Por Paulo de Tarso Venceslau

Tem um “pobrema”
O telefonema de um “amigo” que você não conhece avisando sobre um acidente com o filho pode ser a senha para um seqüestro. Em Taubaté. A contra-senha foi o “pobrema”, uma expressão que jamais seria usada pelos amigos da filha. Restou uma única dúvida: informar ou não informar a polícia?


Dr. Paulo Pereira é uma pessoa muito querida em Taubaté. Incapaz de elevar o tom da voz, ele está sempre pronto para atender o chamado de alguém. Não importa se é amigo, rico ou pobre. É inimaginável que alguém em Taubaté queira que algo de ruim lhe aconteça. Tampouco à sua família que é obrigada a conviver com ausências inesperadas por tempos imprevisíveis. Essa é a rotina de quem cumpre religiosamente o juramento de Hipócrates que fez no momento em que recebeu o diploma de médico na Faculdade Medicina da Praia Vermelha, no Rio de Janeiro.
Na terça-feira, 15, o telefone de sua residência tocou. Coisa mais natural para quem exerce 24 horas por dia a profissão que abraçou com amor e dedicação. Quem atendeu foi Nicelma, sua mulher, acostumada com os mais diferentes tipos de pacientes que ligam diariamente para sua casa.
Na terça, porém, havia algo diferente no ar. Do outro lado da linha, uma voz nervosa confere tratar-se da casa do médico para, em seguida, informar que a filha havia sofrido um acidente, mas que não precisavam se preocupar.
__ Como não vou me preocupar? Quem é o senhor? Onde minha está hospitalizada?
__ Sou colega da sua filha. Não se preocupe. Ela está bem.
__ Se ela está bem, porque está me ligando? Qual é o seu nome?
__ Fique calma. Meu nome é Pedro. O pobrema é...

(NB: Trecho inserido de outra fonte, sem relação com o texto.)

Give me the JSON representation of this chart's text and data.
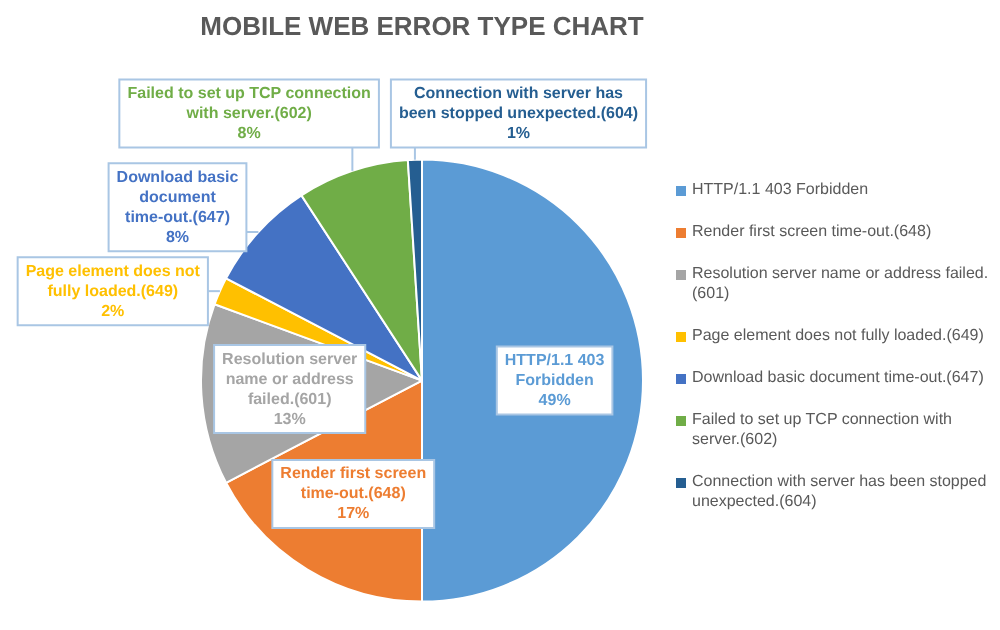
{
  "chart_data": {
    "type": "pie",
    "title": "MOBILE WEB ERROR TYPE CHART",
    "categories": [
      "HTTP/1.1 403 Forbidden",
      "Render first screen time-out.(648)",
      "Resolution server name or address failed.(601)",
      "Page element does not fully loaded.(649)",
      "Download basic document time-out.(647)",
      "Failed to set up TCP connection with server.(602)",
      "Connection with server has been stopped unexpected.(604)"
    ],
    "values": [
      49,
      17,
      13,
      2,
      8,
      8,
      1
    ],
    "value_labels": [
      "49%",
      "17%",
      "13%",
      "2%",
      "8%",
      "8%",
      "1%"
    ],
    "colors": [
      "#5b9bd5",
      "#ed7d31",
      "#a5a5a5",
      "#ffc000",
      "#4472c4",
      "#70ad47",
      "#255e91"
    ],
    "legend": "right"
  }
}
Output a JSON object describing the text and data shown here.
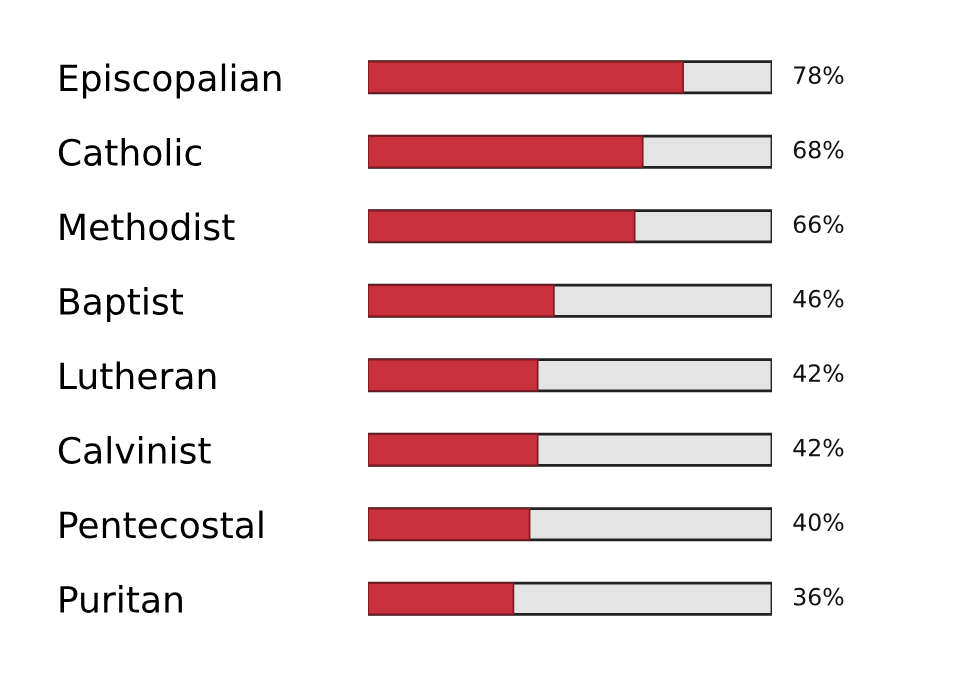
{
  "chart_data": {
    "type": "bar",
    "orientation": "horizontal",
    "categories": [
      "Episcopalian",
      "Catholic",
      "Methodist",
      "Baptist",
      "Lutheran",
      "Calvinist",
      "Pentecostal",
      "Puritan"
    ],
    "values": [
      78,
      68,
      66,
      46,
      42,
      42,
      40,
      36
    ],
    "value_labels": [
      "78%",
      "68%",
      "66%",
      "46%",
      "42%",
      "42%",
      "40%",
      "36%"
    ],
    "color": "#c8303c",
    "xlim": [
      0,
      100
    ],
    "tick_labels": "y",
    "grid": false,
    "legend": false
  }
}
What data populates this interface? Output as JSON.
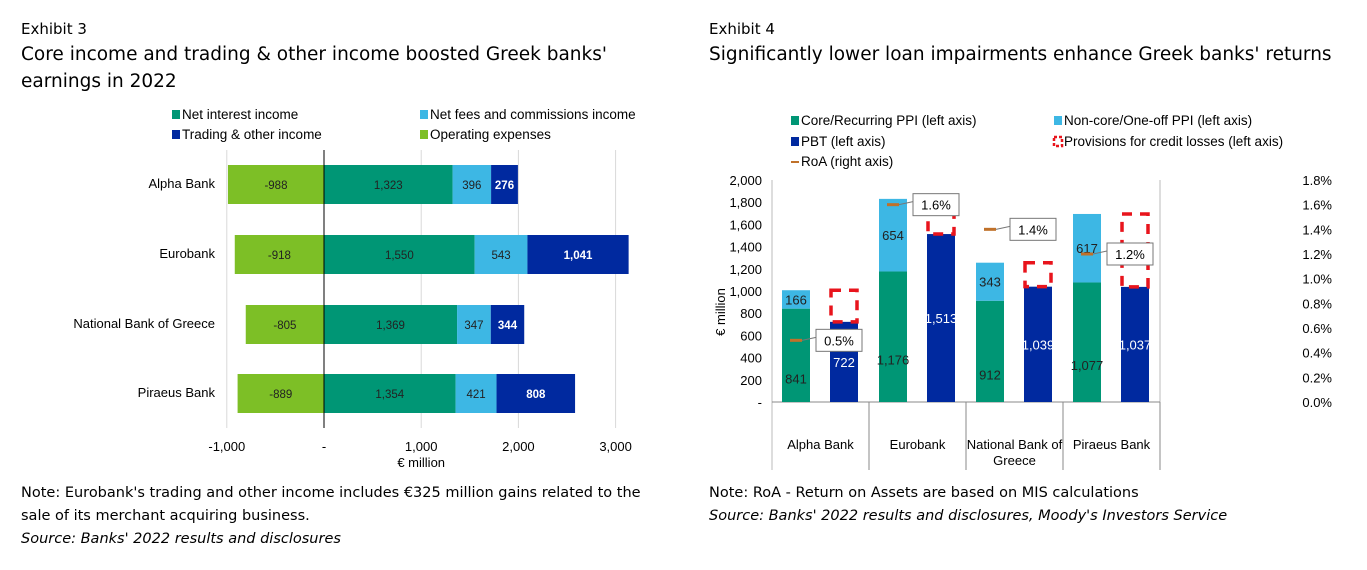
{
  "left": {
    "exhibit": "Exhibit 3",
    "title": "Core income and trading & other income boosted Greek banks' earnings in 2022",
    "note": "Note: Eurobank's trading and other income includes €325 million gains related to the sale of its merchant acquiring business.",
    "source": "Source: Banks' 2022 results and disclosures"
  },
  "right": {
    "exhibit": "Exhibit 4",
    "title": "Significantly lower loan impairments enhance Greek banks' returns",
    "note": "Note: RoA - Return on Assets are based on MIS calculations",
    "source": "Source: Banks' 2022 results and disclosures, Moody's Investors Service"
  },
  "chart_data": [
    {
      "type": "bar",
      "orientation": "horizontal",
      "stacked": true,
      "categories": [
        "Alpha Bank",
        "Eurobank",
        "National Bank of Greece",
        "Piraeus Bank"
      ],
      "series": [
        {
          "name": "Operating expenses",
          "values": [
            -988,
            -918,
            -805,
            -889
          ],
          "labels": [
            "-988",
            "-918",
            "-805",
            "-889"
          ],
          "color": "#7dbf26"
        },
        {
          "name": "Net interest income",
          "values": [
            1323,
            1550,
            1369,
            1354
          ],
          "labels": [
            "1,323",
            "1,550",
            "1,369",
            "1,354"
          ],
          "color": "#009675"
        },
        {
          "name": "Net fees and commissions income",
          "values": [
            396,
            543,
            347,
            421
          ],
          "labels": [
            "396",
            "543",
            "347",
            "421"
          ],
          "color": "#3db7e4"
        },
        {
          "name": "Trading & other income",
          "values": [
            276,
            1041,
            344,
            808
          ],
          "labels": [
            "276",
            "1,041",
            "344",
            "808"
          ],
          "color": "#00299f"
        }
      ],
      "legend_order": [
        "Net interest income",
        "Net fees and commissions income",
        "Trading & other income",
        "Operating expenses"
      ],
      "xlabel": "€ million",
      "xlim": [
        -1000,
        3000
      ],
      "xticks": [
        {
          "v": -1000,
          "label": "-1,000"
        },
        {
          "v": 0,
          "label": "-"
        },
        {
          "v": 1000,
          "label": "1,000"
        },
        {
          "v": 2000,
          "label": "2,000"
        },
        {
          "v": 3000,
          "label": "3,000"
        }
      ],
      "grid": true,
      "legend": "top"
    },
    {
      "type": "bar",
      "stacked": true,
      "categories": [
        "Alpha Bank",
        "Eurobank",
        "National Bank of Greece",
        "Piraeus Bank"
      ],
      "series": [
        {
          "name": "Core/Recurring PPI (left axis)",
          "values": [
            841,
            1176,
            912,
            1077
          ],
          "labels": [
            "841",
            "1,176",
            "912",
            "1,077"
          ],
          "color": "#009675"
        },
        {
          "name": "Non-core/One-off PPI  (left axis)",
          "values": [
            166,
            654,
            343,
            617
          ],
          "labels": [
            "166",
            "654",
            "343",
            "617"
          ],
          "color": "#3db7e4"
        },
        {
          "name": "PBT (left axis)",
          "values": [
            722,
            1513,
            1039,
            1037
          ],
          "labels": [
            "722",
            "1,513",
            "1,039",
            "1,037"
          ],
          "color": "#00299f"
        },
        {
          "name": "Provisions for credit losses (left axis)",
          "values": [
            285,
            317,
            216,
            657
          ],
          "color": "#e8141c"
        },
        {
          "name": "RoA (right axis)",
          "values": [
            0.5,
            1.6,
            1.4,
            1.2
          ],
          "labels": [
            "0.5%",
            "1.6%",
            "1.4%",
            "1.2%"
          ],
          "color": "#c0712a"
        }
      ],
      "ylabel": "€ million",
      "ylim": [
        0,
        2000
      ],
      "yticks": [
        "-",
        "200",
        "400",
        "600",
        "800",
        "1,000",
        "1,200",
        "1,400",
        "1,600",
        "1,800",
        "2,000"
      ],
      "y2lim": [
        0,
        1.8
      ],
      "y2ticks": [
        "0.0%",
        "0.2%",
        "0.4%",
        "0.6%",
        "0.8%",
        "1.0%",
        "1.2%",
        "1.4%",
        "1.6%",
        "1.8%"
      ],
      "grid": false,
      "legend": "top"
    }
  ]
}
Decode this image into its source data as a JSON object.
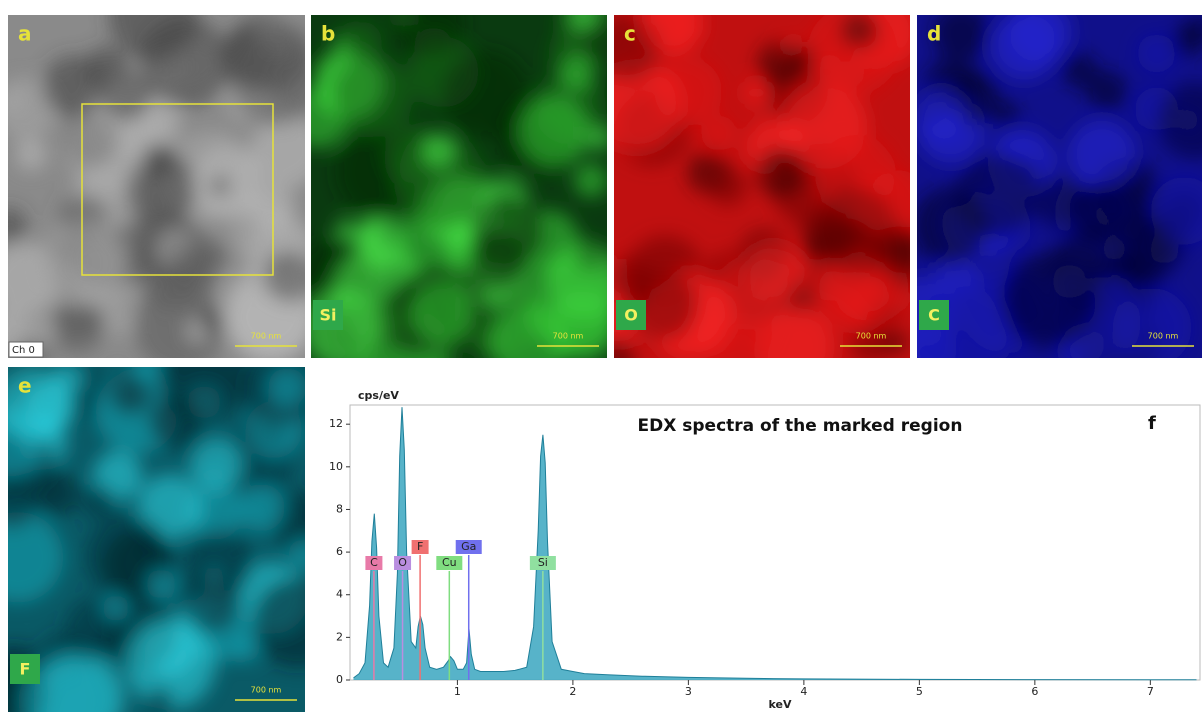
{
  "panels": [
    {
      "letter": "a",
      "channel": "Ch 0",
      "scale_bar": "700 nm"
    },
    {
      "letter": "b",
      "element": "Si",
      "scale_bar": "700 nm"
    },
    {
      "letter": "c",
      "element": "O",
      "scale_bar": "700 nm"
    },
    {
      "letter": "d",
      "element": "C",
      "scale_bar": "700 nm"
    },
    {
      "letter": "e",
      "element": "F",
      "scale_bar": "700 nm"
    }
  ],
  "chart_data": {
    "type": "area",
    "title": "EDX spectra of the marked region",
    "panel_letter": "f",
    "xlabel": "keV",
    "ylabel": "cps/eV",
    "x": [
      0.1,
      0.15,
      0.2,
      0.24,
      0.26,
      0.28,
      0.3,
      0.32,
      0.36,
      0.4,
      0.45,
      0.48,
      0.5,
      0.52,
      0.54,
      0.56,
      0.6,
      0.64,
      0.66,
      0.68,
      0.7,
      0.72,
      0.76,
      0.82,
      0.88,
      0.92,
      0.94,
      0.97,
      1.0,
      1.05,
      1.08,
      1.1,
      1.12,
      1.15,
      1.2,
      1.3,
      1.4,
      1.5,
      1.6,
      1.66,
      1.7,
      1.72,
      1.74,
      1.76,
      1.78,
      1.82,
      1.9,
      2.0,
      2.1,
      2.3,
      2.6,
      3.0,
      3.5,
      4.0,
      5.0,
      6.0,
      7.0,
      7.4
    ],
    "values": [
      0.1,
      0.3,
      0.8,
      3.5,
      6.5,
      7.8,
      6.2,
      3.0,
      0.8,
      0.6,
      1.5,
      5,
      10.5,
      12.8,
      10.8,
      6,
      1.8,
      1.5,
      2.5,
      3.0,
      2.6,
      1.5,
      0.6,
      0.5,
      0.6,
      0.9,
      1.1,
      0.9,
      0.5,
      0.5,
      0.8,
      2.4,
      1.2,
      0.5,
      0.4,
      0.4,
      0.4,
      0.45,
      0.6,
      2.5,
      7,
      10.5,
      11.5,
      10.2,
      6.5,
      1.8,
      0.5,
      0.4,
      0.3,
      0.25,
      0.18,
      0.12,
      0.08,
      0.05,
      0.03,
      0.02,
      0.01,
      0.01
    ],
    "color": "#3aa6c0",
    "xlim": [
      0.07,
      7.43
    ],
    "ylim": [
      0,
      12.9
    ],
    "xticks": [
      1,
      2,
      3,
      4,
      5,
      6,
      7
    ],
    "yticks": [
      0,
      2,
      4,
      6,
      8,
      10,
      12
    ],
    "annotations": [
      {
        "label": "C",
        "x": 0.277,
        "color": "#e87aa8"
      },
      {
        "label": "O",
        "x": 0.525,
        "color": "#b98ee0"
      },
      {
        "label": "F",
        "x": 0.677,
        "color": "#f07070"
      },
      {
        "label": "Cu",
        "x": 0.93,
        "color": "#80dd80"
      },
      {
        "label": "Ga",
        "x": 1.098,
        "color": "#7070ee"
      },
      {
        "label": "Si",
        "x": 1.74,
        "color": "#90e0a0"
      }
    ]
  }
}
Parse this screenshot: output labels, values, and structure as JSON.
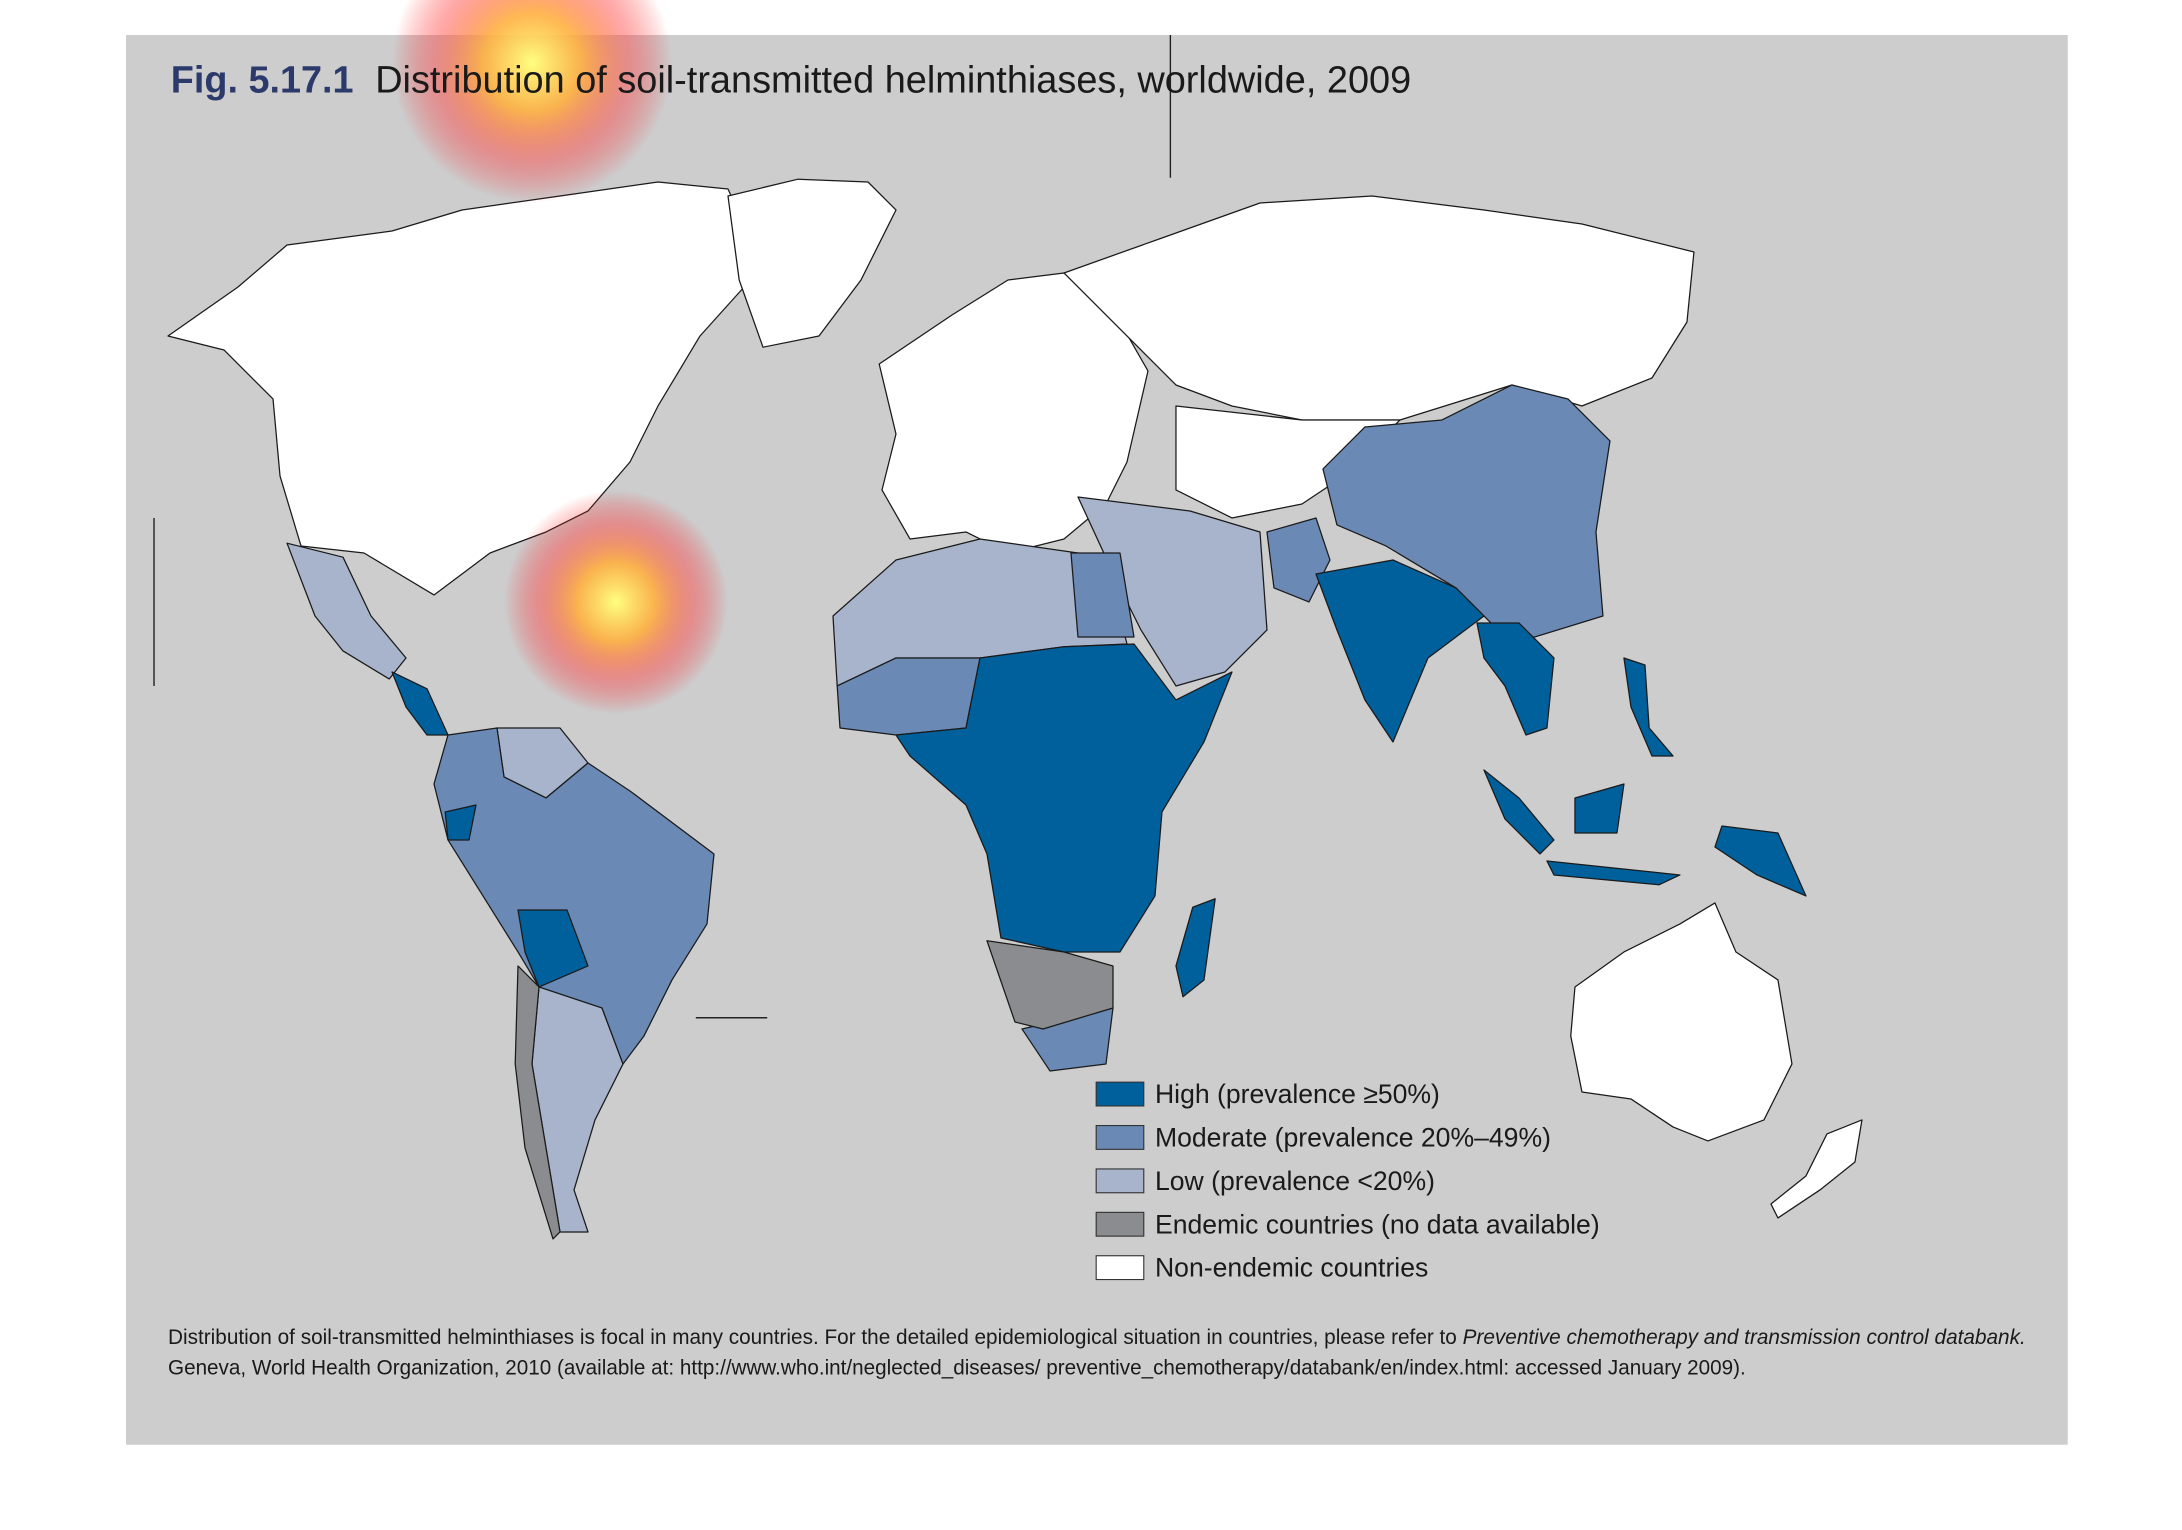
{
  "figure": {
    "number": "Fig. 5.17.1",
    "title": "Distribution of soil-transmitted helminthiases, worldwide, 2009"
  },
  "legend": [
    {
      "label": "High (prevalence ≥50%)",
      "color": "#00609c"
    },
    {
      "label": "Moderate (prevalence 20%–49%)",
      "color": "#6a8ab5"
    },
    {
      "label": "Low (prevalence <20%)",
      "color": "#a8b4cc"
    },
    {
      "label": "Endemic countries (no data available)",
      "color": "#8a8c8f"
    },
    {
      "label": "Non-endemic countries",
      "color": "#ffffff"
    }
  ],
  "note": {
    "line1": "Distribution of soil-transmitted helminthiases is focal in many countries. For the detailed epidemiological situation in countries, please refer to ",
    "italic": "Preventive chemotherapy and transmission control databank.",
    "line2": "Geneva, World Health Organization, 2010 (available at: http://www.who.int/neglected_diseases/ preventive_chemotherapy/databank/en/index.html: accessed January 2009)."
  }
}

Nicelma desliga o telefone com um único golpe.
__ Amigos de minha filha não falam pobrema.
Nervosa, ela relata ao marido que a tudo assistia sem entender o que estava acontecendo. Antes de contar os detalhes, toca o telefone celular de Paulinho Pereira.
__ Dr. Paulo, sua filha sofreu um acidente, mas está tudo bem com ela. Eu preciso do seu telefone fixo...
Imediatamente, Paulinho desliga o telefone. Liga para sua filha que lhe conta que está tudo bem. A neta também está tranqüila. Recuperando o número que havia ligado a cobrar para seu celular, o médico descobre que se trata de um celular com código de área do estado do Rio de Janeiro. Trata-se de um golpe bastante conhecido. Se Nicelma não conhecesse tão bem as filhas que têm, poderia ter sido enganada e, assustada, ter se deslocado para o endereço fornecido pelo bandido, onde estaria a filha “acidentada”. O raciocínio rápido e frio contribuiu ainda mais para fazer o que tinha de ser feito.
O telefone usado tem código de área do Rio, mas poderia estar sendo usado por um bandido protegido nos presídios mantidos com o meu, o seu, o nosso suado dinheirinho. Vai saber!
Perguntado sobre as providências que tomaria, Pereira afirma que não fará coisa alguma. Teme que sua denúncia chegue ao conhecimento dos bandidos.
Aí mora o perigo. O silêncio é tudo o que esses marginais querem. E nós pagamos impostos exatamente para que o Estado, através de suas instituições como a polícia e a Justiça, proteja cidadãos honestos e trabalhadores.
Ninguém, em sã consciência, é capaz de afirmar que todos os policiais sejam honestos. As instituições são constituídas por pessoas com qualidades e defeitos. Não importa se a instituição seja uma igreja, um quartel, delegacia ou uma instância de poder. Temos de municiar a polícia com informações. O silêncio das vítimas é tudo que os bandidos – fardados ou não, marginais ou de colarinho branco, de batina ou pai de santo – querem.
A inteligência precisa de informações para traçar suas ações que poderão levar à prisão dos bandidos e da rede de apoio que, muitas vezes, envolvem colegas de trabalho. Dr. Paulo ficou de consultar um policial amigo para saber o que fazer. Uma atitude acertada.